Par ailleurs, si ni le service ni le tuteur ne reçoivent d’aide financière dans le cadre du TIG, le directeur estime qu’encadrer un TIGiste « représente une montée en compétences et une expérience humaine forte. Cette expérience est aussi une façon de manager mes équipes autrement ! ».
L’agence parisienne du TIG et de la prévention de la récidive oriente l’ensemble de ces tuteurs ainsi que les responsables des services accueillants vers une demi-journée de formation organisée par l’Atigip au sein du ministère de la Justice. Elle a d’ailleurs créé un réseau de tuteurs et de tutrices parisiens pour échanger sur les pratiques.

Un investissement sur la base du volontariat

Avant la création de l’agence, les services judiciaires étaient en lien direct avec certains services qui avaient l’habitude de tutorer des personnes en TIG, « mais cela tournait un peu en boucle, constate Catherine Jouaux.

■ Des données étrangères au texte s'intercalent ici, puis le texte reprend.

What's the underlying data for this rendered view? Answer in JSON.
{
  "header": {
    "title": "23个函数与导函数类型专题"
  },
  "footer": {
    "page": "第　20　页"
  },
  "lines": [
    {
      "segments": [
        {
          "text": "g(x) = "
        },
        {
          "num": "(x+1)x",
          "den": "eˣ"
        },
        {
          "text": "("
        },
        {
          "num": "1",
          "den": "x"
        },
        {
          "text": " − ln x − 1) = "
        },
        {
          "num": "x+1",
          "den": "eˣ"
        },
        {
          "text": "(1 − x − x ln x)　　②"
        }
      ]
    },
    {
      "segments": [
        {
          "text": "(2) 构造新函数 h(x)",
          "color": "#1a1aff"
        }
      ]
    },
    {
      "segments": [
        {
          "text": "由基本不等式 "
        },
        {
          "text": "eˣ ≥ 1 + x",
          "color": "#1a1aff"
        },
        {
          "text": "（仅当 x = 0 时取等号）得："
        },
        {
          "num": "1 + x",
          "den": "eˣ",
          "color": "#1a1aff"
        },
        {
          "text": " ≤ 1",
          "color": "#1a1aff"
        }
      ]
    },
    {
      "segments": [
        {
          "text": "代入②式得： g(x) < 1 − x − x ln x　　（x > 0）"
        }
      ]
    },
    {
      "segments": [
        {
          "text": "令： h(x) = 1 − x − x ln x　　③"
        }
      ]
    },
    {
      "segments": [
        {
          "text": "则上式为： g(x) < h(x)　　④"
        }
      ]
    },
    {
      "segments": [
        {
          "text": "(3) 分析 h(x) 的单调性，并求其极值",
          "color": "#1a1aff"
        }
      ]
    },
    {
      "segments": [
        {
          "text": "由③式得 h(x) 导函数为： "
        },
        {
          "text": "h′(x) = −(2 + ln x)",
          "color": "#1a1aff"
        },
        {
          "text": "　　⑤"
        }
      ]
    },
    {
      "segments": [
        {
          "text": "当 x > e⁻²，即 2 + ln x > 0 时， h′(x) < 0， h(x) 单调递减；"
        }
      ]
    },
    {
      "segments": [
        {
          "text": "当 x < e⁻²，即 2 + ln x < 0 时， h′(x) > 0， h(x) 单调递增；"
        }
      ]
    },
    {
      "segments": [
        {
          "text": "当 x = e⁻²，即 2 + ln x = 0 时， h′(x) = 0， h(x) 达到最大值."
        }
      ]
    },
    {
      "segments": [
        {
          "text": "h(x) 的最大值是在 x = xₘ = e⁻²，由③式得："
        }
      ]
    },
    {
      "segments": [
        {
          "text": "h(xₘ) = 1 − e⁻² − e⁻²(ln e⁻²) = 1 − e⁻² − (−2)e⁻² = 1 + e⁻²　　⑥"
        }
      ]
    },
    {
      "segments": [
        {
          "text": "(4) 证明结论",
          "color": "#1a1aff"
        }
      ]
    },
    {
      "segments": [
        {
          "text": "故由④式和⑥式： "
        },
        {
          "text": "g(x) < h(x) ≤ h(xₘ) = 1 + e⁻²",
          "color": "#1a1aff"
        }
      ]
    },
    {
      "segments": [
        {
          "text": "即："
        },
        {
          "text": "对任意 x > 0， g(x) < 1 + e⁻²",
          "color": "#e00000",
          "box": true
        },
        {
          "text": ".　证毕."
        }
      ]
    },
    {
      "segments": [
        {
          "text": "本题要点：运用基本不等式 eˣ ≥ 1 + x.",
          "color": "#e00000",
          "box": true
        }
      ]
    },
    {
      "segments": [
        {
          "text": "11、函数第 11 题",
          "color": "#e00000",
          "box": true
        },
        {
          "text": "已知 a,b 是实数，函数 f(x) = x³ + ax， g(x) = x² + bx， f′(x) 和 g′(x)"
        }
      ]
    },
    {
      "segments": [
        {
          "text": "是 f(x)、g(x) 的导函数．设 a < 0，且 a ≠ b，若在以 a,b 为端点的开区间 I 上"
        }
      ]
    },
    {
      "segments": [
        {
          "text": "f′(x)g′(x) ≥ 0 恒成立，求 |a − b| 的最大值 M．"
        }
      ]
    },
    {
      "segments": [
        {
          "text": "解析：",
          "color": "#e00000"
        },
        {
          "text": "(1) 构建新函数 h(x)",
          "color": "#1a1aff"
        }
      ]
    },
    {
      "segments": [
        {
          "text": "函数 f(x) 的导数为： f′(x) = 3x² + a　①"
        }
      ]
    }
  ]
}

Aujourd’hui, l’agence reçoit des candidatures du SPIP et de la PJJ et propose des affectations dans l’ensemble des services de la Ville. »
Avec sa petite équipe, l’agence parisienne du TIG se déplace donc dans les différentes directions de la Ville, des équipements de direction de la Jeunesse et des Sports à la direction de la Police municipale et de la Prévention, pour présenter le dispositif et ses avantages… sans négliger les freins possibles. « Nous leur expliquons en quoi cela peut être intéressant, en terme humain comme de ressources, mais qu’il s’agit aussi d’un investissement et d’un engagement qui repose sur le volontariat. »
Après une année de travail intense, l’agence se fixe déjà de nouveaux objectifs, notamment d’établir des passerelles vers l’insertion professionnelle. « Un levier de plus pour la prévention de la récidive », se réjouit Catherine Jouaux.